US House passes bill on scrutinising Chinese companies

Dec 03, 2020

Washington DC [US], December 3 : As an attempt to scrutinise the financial relations with China, the House of Representatives has passed a bill requiring the companies to disclose information about any ties to foreign governments and the Chinese Communist Party.
The bill, Holding Foreign Companies Accountable Act, which was passed on Wednesday and now awaits US President Donald Trump's sign, states that the companies would be removed from the U.S. exchanges after three years if they did not provide US regulators access to their audit information.
Politicians from both parties have criticised China's lack of transparency in its financial system, saying it could be putting American investors at risk of fraud.
Chinese law restricts auditors from transferring certain company financial information out of the country, limiting its visibility to U.S. regulators.
Many major Chinese companies do not comply with American regulatory standards, including Baidu, China Mobile, PetroChina and the Semiconductor Manufacturing International Corporation, according to the Public Company Accounting Oversight Board, the U.S. auditing regulator. Under the new legislation, they could eventually be pushed off American stock exchanges if China does not change its financial practices.
Senator John Kennedy, the Louisiana Republican who sponsored the bill in the Senate, said U.S. policy had permitted China to "flout rules that American companies play by," creating a dangerous situation for American investors in public companies.
"Today, the House joined the Senate in rejecting a toxic status quo, and I'm glad to see this bill head to the President's desk," Kennedy said.
The legislation showed that the United States "has adopted a discriminatory policy against Chinese companies" and that "the right way to solve the problem is for all parties concerned to strengthen cross-border regulatory cooperation in a frank and open manner," Hua Chunying, a spokeswoman for China's Foreign Ministry, said before the vote.
Beijing officials were frustrated with the American stance on the issue, said the people familiar with China's economic policymaking. These people said, China has tried hard for more than two years to reach a compromise, and perceives the issue as an all-or-nothing stance by the Trump administration is demanding extensive financial records from Chinese companies.

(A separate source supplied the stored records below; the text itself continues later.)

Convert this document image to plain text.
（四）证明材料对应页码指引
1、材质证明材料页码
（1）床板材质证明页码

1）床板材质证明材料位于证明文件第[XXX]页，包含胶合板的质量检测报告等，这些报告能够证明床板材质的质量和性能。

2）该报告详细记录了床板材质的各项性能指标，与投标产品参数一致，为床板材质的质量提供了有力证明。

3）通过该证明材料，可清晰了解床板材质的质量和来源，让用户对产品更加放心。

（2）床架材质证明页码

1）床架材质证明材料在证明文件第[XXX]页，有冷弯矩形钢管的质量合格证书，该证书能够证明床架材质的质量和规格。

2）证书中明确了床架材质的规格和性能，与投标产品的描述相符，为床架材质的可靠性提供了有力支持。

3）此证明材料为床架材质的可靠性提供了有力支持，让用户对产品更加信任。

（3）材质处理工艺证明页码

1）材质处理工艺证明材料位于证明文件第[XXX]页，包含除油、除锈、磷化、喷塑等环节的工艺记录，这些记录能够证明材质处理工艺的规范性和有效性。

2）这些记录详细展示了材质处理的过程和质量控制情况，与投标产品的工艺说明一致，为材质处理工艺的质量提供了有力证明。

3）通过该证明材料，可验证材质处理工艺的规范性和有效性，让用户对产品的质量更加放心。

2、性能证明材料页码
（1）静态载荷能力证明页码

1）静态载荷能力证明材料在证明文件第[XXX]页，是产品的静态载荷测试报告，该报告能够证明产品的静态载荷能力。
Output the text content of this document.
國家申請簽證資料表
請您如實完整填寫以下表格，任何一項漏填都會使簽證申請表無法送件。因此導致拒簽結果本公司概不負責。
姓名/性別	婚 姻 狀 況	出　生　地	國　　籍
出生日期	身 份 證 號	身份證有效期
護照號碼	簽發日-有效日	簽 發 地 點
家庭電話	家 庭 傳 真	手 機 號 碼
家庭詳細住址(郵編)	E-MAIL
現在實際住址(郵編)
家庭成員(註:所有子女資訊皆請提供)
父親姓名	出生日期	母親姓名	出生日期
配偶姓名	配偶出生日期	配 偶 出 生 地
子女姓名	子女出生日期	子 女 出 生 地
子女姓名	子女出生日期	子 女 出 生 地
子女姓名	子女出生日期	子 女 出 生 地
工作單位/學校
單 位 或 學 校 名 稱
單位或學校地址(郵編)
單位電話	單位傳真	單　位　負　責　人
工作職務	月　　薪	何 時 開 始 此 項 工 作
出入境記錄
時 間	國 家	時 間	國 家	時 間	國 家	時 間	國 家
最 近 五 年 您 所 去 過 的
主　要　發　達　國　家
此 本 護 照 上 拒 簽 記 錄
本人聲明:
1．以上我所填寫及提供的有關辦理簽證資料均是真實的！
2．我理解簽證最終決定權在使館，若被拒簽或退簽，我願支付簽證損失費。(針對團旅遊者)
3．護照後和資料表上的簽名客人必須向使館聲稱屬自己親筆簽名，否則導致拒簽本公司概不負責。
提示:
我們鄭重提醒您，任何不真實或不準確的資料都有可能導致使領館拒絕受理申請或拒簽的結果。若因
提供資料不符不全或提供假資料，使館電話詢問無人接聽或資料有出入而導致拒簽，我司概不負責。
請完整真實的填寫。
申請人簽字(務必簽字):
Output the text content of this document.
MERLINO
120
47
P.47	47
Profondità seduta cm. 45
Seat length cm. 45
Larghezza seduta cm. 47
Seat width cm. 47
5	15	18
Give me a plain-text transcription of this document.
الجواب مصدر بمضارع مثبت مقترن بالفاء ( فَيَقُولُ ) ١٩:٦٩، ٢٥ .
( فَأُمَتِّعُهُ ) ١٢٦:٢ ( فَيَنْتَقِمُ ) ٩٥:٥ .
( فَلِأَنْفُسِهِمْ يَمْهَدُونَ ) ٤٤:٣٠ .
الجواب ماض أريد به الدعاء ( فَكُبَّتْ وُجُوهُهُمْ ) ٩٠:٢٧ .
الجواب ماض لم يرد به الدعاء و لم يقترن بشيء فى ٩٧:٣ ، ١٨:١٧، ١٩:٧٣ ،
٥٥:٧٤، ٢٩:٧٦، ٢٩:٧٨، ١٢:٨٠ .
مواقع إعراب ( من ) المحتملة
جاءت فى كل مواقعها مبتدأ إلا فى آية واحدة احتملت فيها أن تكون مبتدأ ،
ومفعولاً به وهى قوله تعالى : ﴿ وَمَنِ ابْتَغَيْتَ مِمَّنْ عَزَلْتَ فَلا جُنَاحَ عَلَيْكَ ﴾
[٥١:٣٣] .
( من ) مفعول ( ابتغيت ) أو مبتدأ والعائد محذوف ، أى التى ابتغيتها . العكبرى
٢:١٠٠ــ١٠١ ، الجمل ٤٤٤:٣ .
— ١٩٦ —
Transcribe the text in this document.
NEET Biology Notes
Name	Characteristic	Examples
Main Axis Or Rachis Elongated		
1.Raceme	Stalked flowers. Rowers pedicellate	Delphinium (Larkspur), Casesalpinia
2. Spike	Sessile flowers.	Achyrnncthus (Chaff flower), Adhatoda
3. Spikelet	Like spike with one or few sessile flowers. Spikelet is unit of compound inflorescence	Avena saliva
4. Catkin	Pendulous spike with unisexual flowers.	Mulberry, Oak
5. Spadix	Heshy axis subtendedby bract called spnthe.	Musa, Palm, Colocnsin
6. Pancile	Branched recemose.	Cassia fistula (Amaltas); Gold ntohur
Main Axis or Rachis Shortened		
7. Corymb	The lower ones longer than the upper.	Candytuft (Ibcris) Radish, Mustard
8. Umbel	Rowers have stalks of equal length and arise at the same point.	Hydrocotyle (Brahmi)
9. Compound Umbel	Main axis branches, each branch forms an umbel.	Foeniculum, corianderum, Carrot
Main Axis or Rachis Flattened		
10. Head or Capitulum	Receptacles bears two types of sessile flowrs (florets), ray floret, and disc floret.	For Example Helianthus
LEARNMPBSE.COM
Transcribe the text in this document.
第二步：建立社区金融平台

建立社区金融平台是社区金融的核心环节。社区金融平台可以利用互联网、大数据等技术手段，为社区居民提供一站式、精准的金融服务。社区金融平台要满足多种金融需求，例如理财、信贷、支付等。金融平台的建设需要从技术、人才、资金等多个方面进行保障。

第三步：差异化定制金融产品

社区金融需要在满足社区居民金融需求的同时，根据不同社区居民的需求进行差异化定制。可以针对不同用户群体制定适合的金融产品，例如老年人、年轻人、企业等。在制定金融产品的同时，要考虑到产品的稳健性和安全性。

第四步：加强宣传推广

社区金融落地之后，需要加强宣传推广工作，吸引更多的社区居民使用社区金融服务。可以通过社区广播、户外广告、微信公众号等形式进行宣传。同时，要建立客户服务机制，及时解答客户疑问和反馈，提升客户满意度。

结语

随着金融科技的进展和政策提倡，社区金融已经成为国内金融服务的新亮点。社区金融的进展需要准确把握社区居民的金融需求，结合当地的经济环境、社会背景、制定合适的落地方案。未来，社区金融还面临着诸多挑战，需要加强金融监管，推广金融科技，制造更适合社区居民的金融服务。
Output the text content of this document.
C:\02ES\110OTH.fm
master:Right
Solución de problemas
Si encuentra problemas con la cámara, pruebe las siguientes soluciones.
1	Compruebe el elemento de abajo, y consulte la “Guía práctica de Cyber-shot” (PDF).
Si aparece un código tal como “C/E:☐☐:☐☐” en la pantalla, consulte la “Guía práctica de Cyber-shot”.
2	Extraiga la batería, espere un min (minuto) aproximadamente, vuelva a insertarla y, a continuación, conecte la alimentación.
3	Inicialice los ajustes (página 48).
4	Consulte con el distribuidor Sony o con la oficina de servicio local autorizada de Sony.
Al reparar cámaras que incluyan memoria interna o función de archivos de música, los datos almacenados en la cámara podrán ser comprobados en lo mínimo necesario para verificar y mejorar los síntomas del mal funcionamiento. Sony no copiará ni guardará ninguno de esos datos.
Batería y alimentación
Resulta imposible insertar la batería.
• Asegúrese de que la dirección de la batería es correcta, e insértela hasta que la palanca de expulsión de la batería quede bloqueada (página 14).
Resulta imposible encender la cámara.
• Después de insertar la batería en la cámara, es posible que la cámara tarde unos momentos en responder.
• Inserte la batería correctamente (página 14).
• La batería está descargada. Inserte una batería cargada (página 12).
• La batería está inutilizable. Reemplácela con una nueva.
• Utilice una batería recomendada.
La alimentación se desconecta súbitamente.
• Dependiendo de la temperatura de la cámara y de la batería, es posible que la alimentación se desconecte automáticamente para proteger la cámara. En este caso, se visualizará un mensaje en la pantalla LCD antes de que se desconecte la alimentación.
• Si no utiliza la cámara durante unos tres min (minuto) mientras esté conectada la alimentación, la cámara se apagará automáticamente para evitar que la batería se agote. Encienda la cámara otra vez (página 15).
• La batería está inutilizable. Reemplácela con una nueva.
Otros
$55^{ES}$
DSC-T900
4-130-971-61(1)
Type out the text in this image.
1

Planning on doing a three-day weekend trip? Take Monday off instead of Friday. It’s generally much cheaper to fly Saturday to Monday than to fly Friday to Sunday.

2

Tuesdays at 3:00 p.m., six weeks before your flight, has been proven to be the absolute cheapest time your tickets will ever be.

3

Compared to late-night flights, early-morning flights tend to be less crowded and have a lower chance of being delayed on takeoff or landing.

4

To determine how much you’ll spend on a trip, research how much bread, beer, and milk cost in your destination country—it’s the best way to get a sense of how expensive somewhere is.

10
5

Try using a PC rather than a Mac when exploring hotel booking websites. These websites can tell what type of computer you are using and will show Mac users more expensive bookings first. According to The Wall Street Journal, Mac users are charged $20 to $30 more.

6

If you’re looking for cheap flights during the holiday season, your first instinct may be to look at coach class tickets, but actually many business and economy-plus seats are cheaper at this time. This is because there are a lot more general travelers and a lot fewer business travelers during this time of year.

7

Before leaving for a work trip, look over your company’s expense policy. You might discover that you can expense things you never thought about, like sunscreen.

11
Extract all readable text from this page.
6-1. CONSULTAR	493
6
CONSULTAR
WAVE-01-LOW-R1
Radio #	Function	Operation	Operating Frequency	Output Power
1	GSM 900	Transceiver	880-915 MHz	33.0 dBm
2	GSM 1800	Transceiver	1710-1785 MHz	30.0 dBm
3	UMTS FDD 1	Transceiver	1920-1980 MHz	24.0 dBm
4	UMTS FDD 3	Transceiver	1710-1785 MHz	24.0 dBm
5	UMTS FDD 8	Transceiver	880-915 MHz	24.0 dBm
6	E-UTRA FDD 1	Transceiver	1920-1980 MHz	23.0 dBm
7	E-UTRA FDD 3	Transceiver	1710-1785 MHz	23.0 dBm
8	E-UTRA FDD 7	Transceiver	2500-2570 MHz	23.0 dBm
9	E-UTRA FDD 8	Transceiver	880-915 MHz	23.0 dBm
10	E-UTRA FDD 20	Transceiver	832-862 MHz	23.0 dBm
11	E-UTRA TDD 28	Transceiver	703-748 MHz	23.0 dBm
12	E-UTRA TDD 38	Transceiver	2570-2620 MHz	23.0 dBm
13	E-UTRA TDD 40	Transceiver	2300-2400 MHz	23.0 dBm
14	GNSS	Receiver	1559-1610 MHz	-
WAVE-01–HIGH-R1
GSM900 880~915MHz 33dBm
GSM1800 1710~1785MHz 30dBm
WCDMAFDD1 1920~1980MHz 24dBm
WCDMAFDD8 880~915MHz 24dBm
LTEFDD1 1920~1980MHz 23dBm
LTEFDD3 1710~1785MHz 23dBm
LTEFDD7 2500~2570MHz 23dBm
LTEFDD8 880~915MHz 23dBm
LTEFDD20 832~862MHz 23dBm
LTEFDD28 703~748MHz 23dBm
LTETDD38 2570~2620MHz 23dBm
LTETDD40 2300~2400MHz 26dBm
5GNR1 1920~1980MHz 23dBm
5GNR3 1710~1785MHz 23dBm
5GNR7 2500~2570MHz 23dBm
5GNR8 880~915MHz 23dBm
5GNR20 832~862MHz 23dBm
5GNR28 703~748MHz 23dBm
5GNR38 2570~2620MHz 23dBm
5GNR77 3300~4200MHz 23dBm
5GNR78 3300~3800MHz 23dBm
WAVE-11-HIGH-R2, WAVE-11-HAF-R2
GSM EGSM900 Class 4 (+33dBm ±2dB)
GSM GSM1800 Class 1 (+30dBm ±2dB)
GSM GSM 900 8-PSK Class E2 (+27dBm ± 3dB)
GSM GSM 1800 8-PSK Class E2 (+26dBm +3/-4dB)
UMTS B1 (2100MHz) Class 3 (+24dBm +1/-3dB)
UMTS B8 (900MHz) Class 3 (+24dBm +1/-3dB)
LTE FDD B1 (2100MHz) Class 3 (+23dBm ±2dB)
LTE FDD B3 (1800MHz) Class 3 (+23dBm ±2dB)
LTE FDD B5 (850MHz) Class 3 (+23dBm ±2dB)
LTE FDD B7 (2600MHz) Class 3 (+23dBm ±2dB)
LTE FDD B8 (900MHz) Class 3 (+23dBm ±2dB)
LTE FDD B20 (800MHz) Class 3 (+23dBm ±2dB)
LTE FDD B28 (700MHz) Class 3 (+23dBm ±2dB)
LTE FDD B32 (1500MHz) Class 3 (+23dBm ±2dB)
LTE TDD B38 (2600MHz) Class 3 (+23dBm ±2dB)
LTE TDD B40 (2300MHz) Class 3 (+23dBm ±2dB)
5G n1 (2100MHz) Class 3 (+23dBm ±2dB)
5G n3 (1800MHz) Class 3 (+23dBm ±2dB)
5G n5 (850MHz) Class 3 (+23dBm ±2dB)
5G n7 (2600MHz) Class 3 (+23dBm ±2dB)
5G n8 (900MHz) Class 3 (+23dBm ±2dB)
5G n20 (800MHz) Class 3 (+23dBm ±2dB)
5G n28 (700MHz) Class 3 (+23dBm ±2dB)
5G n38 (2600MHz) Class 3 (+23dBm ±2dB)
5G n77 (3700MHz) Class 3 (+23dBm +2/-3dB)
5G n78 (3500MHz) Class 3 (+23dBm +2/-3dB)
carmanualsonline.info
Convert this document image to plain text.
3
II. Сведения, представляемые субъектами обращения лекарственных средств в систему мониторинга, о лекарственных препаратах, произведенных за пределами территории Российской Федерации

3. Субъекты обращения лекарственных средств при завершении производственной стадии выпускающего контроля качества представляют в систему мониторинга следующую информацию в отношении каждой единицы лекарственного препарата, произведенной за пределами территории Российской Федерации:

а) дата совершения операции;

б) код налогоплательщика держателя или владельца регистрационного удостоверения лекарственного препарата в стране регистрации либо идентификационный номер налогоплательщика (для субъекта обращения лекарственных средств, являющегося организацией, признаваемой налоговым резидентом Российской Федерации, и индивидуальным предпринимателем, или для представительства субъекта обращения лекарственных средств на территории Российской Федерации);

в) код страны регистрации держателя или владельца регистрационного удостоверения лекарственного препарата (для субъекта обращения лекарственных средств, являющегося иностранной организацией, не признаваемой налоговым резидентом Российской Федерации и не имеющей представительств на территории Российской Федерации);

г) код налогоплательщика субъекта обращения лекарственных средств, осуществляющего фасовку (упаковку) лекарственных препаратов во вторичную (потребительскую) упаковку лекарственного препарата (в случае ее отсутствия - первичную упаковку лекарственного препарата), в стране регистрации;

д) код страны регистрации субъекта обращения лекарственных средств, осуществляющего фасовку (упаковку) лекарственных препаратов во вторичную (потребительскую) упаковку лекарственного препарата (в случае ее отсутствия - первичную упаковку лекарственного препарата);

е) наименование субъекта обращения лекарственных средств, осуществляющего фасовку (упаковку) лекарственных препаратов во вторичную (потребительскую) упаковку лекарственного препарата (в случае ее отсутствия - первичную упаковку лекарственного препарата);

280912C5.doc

China is less worried if the new bill comes into force. The stock markets of Shanghai and Hong Kong are much larger and deeper than they were a generation ago, and many companies are often higher than in New York. Therefore, Chinese companies can raise money at home if the United States makes them unwelcome, said people familiar with China's economic policymaking.
Until recently, Chinese stock exchanges did have one important shortcoming: Only profitable companies can start selling shares. That meant fast-growing but unprofitable companies, especially in the tech industry, often turned to the United States instead.
Two years ago, the Shanghai Stock Exchange created an additional market that does allow unprofitable but fast-growing companies to sell shares and obtain a listing. That market is the Science and Technology Innovation Board, usually known as the STAR market, the New York Times reported.
The Trump administration has gone through a series of measures aimed at severing economic ties between the United States and China, with little sign of giving up in the last few months.
These measures have focused on the financial investments that connect the world's two largest economies. Last month, Trump issued an executive order banning US investment in a list of Chinese companies with ties with the military.
The Securities and Exchange Commission has also proposed regulations that would prohibit Chinese companies from conducting initial public offerings on American stock markets or delist Chinese companies that didn't comply with American auditing rules. Under pressure from the Trump administration, a federal retirement fund also halted plans this year to invest in Chinese companies, New York Times further reported.
On Wednesday, the Customs and Border Protection also restricted imports of goods cotton-made from Xinjiang, the far western region where China has detained as many as a million Uighurs and other ethnic minorities in internment camps and prisons.
The administration has accused several companies of using forced labor to make their products and said Wednesday that it would block imports produced by the Xinjiang Production and Construction Corps, an economic and paramilitary group that plays an important role in Xinjiang's development, or its affiliates.
The corps is responsible for a substantial amount of cotton production in Xinjiang, which grows 85 percent of the cotton in China. It also runs detention facilities that use Uighurs and other Muslims as a slave or forced labor to farm and process cotton, U.S. customs officials said.
The two countries have sparred over a range of issues in recent times, China's move to impose national security law in Hong Kong, its human rights violation in Xinjiang and territorial aggression in the South China Sea have all drawn fierce criticism from Washington.